In the end, this is a minor complaint. It’s just too easy to look past these films when the mother of all IMAX experiences is less than a year away. Thankfully, it was a complaint I was happy to brush aside because Thor: Ragnarok is hilarious, action packed and shares many similarities to it’s cosmic cousin GoTG.
If you really break it down, Thor: Ragnarok is a Marvel movie. It’s DNA follows a very simple formula that has been refined and perfected over a decade of connected storytelling. Overall, it’s another win for Marvel.
However, what I loved the most deals with the action in the film. Going into the film, I was afraid Thor vs Hulk and Thor vs Hela would be rushed. Marvel’s biggest mistakes revolve around weak third acts with ‘powerful’ villains meeting their ends quickly in lackluster sequences. Villains like Whiplash, The Red Skull, Malekith, Aldrich Killian, Iron Monger, Yellowjacket and more.
Marvel has battled their ‘bad villain’ stigma by introducing villains with deeper connections to heroes.
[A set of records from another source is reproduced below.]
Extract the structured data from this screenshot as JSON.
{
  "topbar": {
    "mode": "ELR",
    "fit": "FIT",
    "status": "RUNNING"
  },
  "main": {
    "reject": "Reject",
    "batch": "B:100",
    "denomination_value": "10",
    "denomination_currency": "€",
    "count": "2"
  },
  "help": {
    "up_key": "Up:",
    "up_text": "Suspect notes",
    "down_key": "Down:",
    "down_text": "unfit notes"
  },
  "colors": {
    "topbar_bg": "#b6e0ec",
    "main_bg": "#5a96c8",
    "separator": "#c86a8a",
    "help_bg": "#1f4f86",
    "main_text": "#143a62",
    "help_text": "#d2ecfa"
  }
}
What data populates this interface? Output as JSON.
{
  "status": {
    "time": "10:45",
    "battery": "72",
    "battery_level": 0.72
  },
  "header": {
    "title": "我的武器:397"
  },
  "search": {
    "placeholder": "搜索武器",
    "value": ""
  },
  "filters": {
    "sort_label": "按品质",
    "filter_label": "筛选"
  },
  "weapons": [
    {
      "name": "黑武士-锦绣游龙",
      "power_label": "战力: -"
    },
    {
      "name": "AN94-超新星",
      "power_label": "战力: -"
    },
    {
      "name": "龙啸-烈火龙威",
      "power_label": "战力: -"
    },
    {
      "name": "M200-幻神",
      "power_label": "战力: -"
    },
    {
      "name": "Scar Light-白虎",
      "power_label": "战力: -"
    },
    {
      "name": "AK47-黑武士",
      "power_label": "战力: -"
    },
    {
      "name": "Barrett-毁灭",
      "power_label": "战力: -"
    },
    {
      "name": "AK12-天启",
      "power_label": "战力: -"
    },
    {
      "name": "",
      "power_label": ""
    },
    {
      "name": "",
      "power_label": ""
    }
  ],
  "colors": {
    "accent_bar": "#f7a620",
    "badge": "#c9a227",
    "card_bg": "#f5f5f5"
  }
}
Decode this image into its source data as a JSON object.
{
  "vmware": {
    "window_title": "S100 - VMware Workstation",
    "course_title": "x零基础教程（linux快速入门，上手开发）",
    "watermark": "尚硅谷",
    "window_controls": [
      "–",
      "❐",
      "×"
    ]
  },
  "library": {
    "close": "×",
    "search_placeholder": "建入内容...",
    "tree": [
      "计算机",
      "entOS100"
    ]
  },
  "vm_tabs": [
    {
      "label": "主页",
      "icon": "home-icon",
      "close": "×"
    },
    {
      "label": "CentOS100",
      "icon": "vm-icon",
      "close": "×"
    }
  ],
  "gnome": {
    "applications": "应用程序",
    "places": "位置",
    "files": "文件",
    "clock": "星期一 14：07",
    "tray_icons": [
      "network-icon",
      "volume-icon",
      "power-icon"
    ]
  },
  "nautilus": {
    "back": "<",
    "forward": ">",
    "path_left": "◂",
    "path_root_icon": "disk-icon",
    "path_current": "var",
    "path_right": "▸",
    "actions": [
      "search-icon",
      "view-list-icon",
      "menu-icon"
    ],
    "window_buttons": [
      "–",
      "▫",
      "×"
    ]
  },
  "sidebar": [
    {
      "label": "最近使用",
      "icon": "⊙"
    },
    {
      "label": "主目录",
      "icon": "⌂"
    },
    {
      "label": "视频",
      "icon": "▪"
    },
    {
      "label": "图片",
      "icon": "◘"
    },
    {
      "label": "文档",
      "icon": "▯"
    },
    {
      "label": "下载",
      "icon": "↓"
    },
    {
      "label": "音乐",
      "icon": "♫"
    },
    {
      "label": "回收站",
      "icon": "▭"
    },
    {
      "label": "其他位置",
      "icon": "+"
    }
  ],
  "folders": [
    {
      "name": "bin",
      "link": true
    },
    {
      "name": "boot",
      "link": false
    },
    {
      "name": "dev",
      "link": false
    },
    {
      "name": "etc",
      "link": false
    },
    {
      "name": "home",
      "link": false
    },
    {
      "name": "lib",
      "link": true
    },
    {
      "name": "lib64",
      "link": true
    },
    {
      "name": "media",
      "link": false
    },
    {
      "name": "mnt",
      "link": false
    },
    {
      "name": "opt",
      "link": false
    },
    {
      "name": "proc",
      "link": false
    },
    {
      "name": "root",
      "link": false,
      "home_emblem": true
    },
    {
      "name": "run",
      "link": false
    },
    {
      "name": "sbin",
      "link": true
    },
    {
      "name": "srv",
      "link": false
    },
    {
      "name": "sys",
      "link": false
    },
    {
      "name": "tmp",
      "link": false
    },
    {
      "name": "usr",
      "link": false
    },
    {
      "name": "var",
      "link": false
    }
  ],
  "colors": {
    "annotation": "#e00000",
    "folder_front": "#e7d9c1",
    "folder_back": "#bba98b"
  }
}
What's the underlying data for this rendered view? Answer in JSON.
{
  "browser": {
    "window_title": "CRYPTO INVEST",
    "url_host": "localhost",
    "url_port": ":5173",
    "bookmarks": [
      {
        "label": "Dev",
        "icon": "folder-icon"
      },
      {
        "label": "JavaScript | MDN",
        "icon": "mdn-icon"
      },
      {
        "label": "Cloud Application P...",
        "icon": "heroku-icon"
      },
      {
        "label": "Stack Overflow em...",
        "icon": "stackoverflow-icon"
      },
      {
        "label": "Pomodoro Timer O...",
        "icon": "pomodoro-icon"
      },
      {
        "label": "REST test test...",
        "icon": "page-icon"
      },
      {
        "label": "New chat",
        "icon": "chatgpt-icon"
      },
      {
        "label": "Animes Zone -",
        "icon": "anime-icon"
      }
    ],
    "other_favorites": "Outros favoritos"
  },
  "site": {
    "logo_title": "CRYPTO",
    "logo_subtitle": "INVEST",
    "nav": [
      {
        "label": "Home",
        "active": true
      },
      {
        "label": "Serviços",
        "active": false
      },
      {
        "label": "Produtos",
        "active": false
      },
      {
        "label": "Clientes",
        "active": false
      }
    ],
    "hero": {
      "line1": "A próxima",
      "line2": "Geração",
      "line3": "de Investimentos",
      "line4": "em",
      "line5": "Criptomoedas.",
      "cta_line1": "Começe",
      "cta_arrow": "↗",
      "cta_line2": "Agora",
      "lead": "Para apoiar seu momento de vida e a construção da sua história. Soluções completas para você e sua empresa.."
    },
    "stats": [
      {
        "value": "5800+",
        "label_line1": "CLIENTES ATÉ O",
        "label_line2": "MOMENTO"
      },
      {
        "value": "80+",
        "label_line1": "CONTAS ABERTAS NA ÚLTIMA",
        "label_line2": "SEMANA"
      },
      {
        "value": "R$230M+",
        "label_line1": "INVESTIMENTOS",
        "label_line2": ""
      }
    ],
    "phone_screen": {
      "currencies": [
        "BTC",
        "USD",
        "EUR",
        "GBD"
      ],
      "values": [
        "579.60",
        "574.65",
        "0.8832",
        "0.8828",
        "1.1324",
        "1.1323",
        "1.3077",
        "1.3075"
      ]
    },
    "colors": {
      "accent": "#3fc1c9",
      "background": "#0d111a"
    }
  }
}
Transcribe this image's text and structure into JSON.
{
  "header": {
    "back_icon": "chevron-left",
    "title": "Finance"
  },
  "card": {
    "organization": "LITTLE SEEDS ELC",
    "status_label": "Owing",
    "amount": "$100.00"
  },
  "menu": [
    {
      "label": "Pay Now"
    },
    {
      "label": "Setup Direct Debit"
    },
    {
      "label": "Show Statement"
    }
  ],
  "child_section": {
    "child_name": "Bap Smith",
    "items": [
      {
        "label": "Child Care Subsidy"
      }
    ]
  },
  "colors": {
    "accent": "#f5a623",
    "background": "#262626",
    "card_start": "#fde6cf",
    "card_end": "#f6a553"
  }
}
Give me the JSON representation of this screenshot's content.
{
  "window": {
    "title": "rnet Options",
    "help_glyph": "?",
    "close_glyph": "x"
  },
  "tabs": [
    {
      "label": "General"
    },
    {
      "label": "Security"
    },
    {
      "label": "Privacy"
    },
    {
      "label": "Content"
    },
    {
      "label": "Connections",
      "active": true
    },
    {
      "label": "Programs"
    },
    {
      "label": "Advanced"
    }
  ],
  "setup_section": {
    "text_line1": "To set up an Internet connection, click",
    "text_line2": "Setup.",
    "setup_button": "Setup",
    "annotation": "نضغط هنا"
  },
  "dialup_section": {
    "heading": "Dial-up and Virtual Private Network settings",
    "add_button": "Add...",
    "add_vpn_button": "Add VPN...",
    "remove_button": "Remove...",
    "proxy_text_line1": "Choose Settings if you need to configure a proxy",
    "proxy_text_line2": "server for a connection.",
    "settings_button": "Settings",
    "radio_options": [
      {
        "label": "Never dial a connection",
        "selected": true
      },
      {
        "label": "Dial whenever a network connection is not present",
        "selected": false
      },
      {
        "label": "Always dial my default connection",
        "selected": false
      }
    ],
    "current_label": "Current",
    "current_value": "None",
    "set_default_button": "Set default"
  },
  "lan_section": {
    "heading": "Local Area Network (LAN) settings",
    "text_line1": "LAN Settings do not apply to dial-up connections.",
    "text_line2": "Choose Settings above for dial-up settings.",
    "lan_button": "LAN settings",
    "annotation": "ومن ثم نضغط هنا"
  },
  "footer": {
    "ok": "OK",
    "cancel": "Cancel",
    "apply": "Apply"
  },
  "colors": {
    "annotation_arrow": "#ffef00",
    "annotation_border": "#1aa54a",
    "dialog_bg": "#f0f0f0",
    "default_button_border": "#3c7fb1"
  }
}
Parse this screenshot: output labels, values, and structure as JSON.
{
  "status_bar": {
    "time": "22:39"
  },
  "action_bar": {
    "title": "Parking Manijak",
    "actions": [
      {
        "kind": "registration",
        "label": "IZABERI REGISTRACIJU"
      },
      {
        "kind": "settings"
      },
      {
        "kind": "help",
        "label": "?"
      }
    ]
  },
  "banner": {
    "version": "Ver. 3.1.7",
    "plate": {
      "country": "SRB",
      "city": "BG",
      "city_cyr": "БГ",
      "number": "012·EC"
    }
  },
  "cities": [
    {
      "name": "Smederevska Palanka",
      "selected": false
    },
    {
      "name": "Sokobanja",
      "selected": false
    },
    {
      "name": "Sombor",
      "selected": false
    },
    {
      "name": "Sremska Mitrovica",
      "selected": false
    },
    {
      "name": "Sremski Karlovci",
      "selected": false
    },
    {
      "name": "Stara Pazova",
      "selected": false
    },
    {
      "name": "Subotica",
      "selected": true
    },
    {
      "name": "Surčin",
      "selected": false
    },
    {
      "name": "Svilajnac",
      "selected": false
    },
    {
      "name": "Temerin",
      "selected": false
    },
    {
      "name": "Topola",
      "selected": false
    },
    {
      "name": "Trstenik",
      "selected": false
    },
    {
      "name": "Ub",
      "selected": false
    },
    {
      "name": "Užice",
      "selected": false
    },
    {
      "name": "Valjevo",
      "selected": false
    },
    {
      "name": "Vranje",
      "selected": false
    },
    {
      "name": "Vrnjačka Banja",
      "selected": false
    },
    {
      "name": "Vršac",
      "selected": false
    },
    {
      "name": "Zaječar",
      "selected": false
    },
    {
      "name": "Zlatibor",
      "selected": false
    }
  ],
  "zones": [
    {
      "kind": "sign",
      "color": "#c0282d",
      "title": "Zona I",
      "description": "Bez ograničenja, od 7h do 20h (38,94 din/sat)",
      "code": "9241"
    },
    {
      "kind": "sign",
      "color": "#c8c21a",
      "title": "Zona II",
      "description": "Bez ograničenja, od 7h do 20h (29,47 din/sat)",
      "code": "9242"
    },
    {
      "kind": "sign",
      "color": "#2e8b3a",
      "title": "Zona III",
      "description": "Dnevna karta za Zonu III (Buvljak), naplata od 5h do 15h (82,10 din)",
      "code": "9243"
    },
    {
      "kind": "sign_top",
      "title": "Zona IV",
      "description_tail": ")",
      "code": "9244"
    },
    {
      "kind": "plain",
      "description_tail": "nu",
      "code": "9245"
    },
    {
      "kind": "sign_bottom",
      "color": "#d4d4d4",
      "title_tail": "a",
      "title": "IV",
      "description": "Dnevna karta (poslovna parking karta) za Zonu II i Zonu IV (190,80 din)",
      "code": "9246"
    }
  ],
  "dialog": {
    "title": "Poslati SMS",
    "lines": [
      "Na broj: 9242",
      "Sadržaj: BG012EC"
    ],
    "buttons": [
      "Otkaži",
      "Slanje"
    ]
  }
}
Star Lord’s Dad, Peter Parker’s… friends… dad… And now, Thor’s Sister. It’s easy to fall into the trap of a giant setup followed by a primitive and uninspired final battle. In a way, it’s a testament to the power of a Marvel movie as their villains can often falter yet the films are still successful.
Ragnarok delivers a better than average battle against Hela and her henchmen. It was close but I give the battle a passing grade aside from the fact that Surtur’s arrival ended things a little too quickly. (Much like Aragorn’s convenient undead army in The Lord of the Rings.)
More importantly, the battle between Hulk and Thor was phenomenal. It’s nice to see a big budget film take its time with a crucial sequence like this. My biggest fear was a sequence where they fight briefly, only to be ‘interrupted’ by a greater threat etc… The sequence turned out to be a central showpiece for the film. In short, Taika Waititi did a fantastic job realizing the promise of his premise.
As good as the Hulk sequence is, it raises another familiar problem. Hela is essentially forgotten for much of the film’s second act. She may be a worthy foe who causes REAL irreversible damage. But she spends an alarming amount of time wreaking havoc off screen. Thankfully, in the end, she wasn’t just a mild gust of wind blocking our heroes from moving forward.
Black Panther will face off against Killmonger next. A war that looks to feature several separate clashes along the way. I have high hopes for that film. Especially now that I’ve abandoned all hope that the final Infinity Stone will be revealed.
Regardless, the ultimate villain is coming. Its poised to be a struggle like we’ve never seen before. Marvel proved with Ragnarok that villains can deliver. (Loki isn’t one of the most popular MCU characters for nothing. Is Marvel’s villain problem solved? Not entirely but the momentum is on their side as Black Panther’s release approaches.
Let’s hope these lessons carry over into 2018. It could be a special year for comic book movie fans.